この若手政治家・犬養に、宮沢賢治が好きだと言わせ、賢治の詩の一説を演説させたりして。
「諸君はこの颯爽たる
諸君の未来圏から吹いて来る
透明な清潔な風を感じないのか」
思い切ったことをやる決断力と、自信と、他人の恨みを買っても平然としている肝を持つ政治のリーダーとして、日本に選択を迫るのだ。それに抗うように腹話術の超能力を持った主人公が「念」を送るのだが。
伊坂さんは東北大学の法学部を卒業している。
なるほど法学部出身者だとうなずく憲法観、政治観と、面白く読ませてもらった。
以前、ラジオの番組で対談させてもらったのだが、実にナチュラルなそして穏やかな人柄で、ますます好きになった。
今回の作品は、今の社会の中で、何も考えられないまま、考えないまま、大きなうねりが押し寄せていることへの警告でもある。と、思う。
主人公に言わせている。「国民は、犬養の思うがままに誘導される。説明もないのに、いいように解釈して、物分りが良く、いつの間にか、とんでもないところに誘導される。『まだ大丈夫、まだ大丈夫』って思っているうちに、とんでもないことになる。」
昨年、国民投票について民主党は提案している。憲法についても。
自民党の憲法調査会が出した案は、これまでの流れを見ても、最初の改正では終わらない、その次も、さらにその次も用意されている。

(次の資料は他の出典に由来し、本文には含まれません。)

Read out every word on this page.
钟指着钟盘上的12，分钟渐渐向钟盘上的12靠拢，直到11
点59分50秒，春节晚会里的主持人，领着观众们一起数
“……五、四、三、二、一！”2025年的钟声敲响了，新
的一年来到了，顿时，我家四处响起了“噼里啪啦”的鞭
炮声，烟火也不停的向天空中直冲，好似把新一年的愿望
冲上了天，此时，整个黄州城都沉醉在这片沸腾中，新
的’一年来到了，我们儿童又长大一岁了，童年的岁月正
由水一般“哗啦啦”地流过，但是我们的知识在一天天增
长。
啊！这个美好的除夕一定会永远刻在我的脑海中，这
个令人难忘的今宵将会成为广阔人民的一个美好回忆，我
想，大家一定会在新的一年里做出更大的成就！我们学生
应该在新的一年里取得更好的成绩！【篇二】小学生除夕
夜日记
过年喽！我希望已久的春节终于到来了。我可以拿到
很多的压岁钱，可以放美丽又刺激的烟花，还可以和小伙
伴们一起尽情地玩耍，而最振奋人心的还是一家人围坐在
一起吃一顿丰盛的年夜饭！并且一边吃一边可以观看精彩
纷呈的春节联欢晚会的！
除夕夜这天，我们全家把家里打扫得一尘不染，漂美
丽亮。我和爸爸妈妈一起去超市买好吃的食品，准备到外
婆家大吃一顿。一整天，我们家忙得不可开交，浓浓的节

今の新憲法案でさえ問題が多いのに、数で押し切られるようなことがあってはならない。
民主党案であっても、問題が多いと思っている。今後の議論が必要であり、広く勉強会や討論会を全国で開く必要があると思っている。
私自身は、「すべての国民」の「国民」に対して、多少の違和感を持っている。
例えば、何世代も前から日本で生まれ日本で生活する在日の皆さんや、定住する外国人の皆さんは言わずもがな憲法の枠外である。しかしながら、世界に誇る9条を、なぜいじる必要があるのだろうか。
日本国憲法憲法制定当時の国会のやり取りを、また、次の機会に、「確認」のためアップすることにしたいと思う。